Demam mendadak setelah nebulisasi dapat disebabkan oleh penyakit primer, alergi obat, dll. Berdasarkan penyebab yang berbeda, kami dapat secara aktif mengobati penyakit primer, serta anti alergi dan perawatan lainnya.
1. Pengobatan penyakit primer: demam mendadak pada bayi setelah nebulisasi dapat disebabkan oleh penyakit primer. Jika penyakit ini disebabkan oleh bakteri, dapat mengikuti petunjuk dokter untuk menggunakan antibiotik seperti sefalosporin dan obat lain untuk pengobatan. Jika itu adalah infeksi virus yang disebabkan oleh penyakit pernapasan, Anda dapat menggunakan kombinasi pengobatan antivirus selama empat musim.
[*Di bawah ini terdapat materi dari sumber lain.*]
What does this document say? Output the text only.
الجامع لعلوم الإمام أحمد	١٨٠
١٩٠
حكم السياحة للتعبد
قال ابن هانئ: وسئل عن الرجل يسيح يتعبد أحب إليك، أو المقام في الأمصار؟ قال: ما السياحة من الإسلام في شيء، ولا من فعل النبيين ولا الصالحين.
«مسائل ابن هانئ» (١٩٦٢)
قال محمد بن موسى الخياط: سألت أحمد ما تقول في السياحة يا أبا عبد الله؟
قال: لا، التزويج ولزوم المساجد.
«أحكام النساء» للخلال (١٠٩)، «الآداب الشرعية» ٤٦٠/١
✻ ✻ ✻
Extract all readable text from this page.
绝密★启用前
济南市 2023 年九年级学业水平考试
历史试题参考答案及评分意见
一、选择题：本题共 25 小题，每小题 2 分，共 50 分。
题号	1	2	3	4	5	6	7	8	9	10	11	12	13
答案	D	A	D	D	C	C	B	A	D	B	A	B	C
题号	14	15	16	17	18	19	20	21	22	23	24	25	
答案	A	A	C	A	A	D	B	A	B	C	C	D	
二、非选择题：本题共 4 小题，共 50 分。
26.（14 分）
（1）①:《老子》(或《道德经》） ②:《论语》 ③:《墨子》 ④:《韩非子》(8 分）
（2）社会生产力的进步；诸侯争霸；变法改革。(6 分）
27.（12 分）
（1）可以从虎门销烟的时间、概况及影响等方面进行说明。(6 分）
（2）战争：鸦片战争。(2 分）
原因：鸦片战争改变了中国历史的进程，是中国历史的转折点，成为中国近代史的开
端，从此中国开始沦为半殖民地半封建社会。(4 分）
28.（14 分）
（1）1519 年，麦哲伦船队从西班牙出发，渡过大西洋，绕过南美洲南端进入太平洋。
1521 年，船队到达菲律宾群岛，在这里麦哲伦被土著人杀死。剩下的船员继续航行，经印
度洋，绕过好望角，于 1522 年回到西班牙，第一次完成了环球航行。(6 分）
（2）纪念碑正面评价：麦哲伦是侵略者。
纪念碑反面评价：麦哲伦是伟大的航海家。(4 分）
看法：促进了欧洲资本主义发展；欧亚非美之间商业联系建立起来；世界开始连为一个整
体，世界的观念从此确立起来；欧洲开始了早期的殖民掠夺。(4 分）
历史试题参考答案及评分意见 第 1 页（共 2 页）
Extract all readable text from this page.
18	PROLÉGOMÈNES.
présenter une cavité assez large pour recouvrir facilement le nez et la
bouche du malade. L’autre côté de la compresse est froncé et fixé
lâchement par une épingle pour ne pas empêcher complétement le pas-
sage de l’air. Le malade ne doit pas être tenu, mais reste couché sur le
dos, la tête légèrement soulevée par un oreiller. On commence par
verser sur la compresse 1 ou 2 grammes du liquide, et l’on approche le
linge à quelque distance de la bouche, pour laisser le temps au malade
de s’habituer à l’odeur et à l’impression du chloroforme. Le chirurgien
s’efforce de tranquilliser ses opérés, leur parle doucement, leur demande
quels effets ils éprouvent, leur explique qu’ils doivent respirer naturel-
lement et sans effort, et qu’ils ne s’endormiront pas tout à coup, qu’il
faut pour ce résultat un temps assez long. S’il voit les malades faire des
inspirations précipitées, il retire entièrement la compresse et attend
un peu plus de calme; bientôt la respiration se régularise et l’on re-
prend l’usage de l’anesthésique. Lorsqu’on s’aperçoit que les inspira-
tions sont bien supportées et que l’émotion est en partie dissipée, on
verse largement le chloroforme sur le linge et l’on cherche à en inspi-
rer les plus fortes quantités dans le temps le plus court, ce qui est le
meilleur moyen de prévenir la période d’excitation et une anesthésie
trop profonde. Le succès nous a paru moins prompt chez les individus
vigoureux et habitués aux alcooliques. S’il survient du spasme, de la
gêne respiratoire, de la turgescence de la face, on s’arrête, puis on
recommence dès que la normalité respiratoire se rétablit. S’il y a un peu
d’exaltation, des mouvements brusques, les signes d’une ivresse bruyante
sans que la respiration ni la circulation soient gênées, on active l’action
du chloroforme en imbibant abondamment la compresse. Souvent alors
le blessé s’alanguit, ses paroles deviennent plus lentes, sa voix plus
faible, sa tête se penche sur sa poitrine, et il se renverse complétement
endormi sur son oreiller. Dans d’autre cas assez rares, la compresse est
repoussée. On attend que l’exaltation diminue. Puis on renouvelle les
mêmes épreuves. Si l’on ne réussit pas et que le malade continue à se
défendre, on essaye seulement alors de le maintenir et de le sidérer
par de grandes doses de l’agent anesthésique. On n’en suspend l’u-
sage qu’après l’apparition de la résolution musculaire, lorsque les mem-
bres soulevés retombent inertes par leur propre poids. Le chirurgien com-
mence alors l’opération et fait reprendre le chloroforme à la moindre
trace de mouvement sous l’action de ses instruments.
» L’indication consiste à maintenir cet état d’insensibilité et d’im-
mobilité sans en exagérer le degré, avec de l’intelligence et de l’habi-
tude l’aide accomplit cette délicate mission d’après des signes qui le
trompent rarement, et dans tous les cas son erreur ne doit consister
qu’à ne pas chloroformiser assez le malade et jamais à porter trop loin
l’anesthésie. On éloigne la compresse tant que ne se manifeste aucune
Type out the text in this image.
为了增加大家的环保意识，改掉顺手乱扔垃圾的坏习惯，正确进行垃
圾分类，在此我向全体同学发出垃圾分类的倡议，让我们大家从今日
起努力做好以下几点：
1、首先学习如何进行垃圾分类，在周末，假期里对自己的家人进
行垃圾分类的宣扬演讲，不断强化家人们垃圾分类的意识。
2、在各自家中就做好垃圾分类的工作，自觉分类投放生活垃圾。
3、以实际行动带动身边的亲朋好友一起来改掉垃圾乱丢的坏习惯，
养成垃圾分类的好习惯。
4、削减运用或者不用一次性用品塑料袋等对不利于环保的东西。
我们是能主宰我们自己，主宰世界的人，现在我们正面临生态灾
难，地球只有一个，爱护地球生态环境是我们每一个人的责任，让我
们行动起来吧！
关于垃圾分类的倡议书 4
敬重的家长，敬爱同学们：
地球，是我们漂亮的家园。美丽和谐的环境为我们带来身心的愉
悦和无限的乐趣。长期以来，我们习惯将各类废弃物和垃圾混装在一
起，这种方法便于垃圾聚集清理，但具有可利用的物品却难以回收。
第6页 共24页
2. Pengobatan anti-alergi: beberapa pasien mungkin mengalami demam pada wajah atau tubuh setelah nebulisasi, yang mungkin disebabkan oleh rangsangan obat nebulisasi. Beberapa pasien mungkin alergi terhadap obat, yang juga dapat menyebabkan demam, dan kemudian obat anti-alergi seperti loratadine biasanya digunakan untuk pengobatan.
Obat-obatan harus digunakan di bawah bimbingan dokter, jika bayi Anda tiba-tiba mengalami demam parah setelah nebulisasi atau gejalanya terus berlanjut tanpa perbaikan, disarankan untuk berkonsultasi dengan dokter untuk mendapatkan perawatan tepat waktu.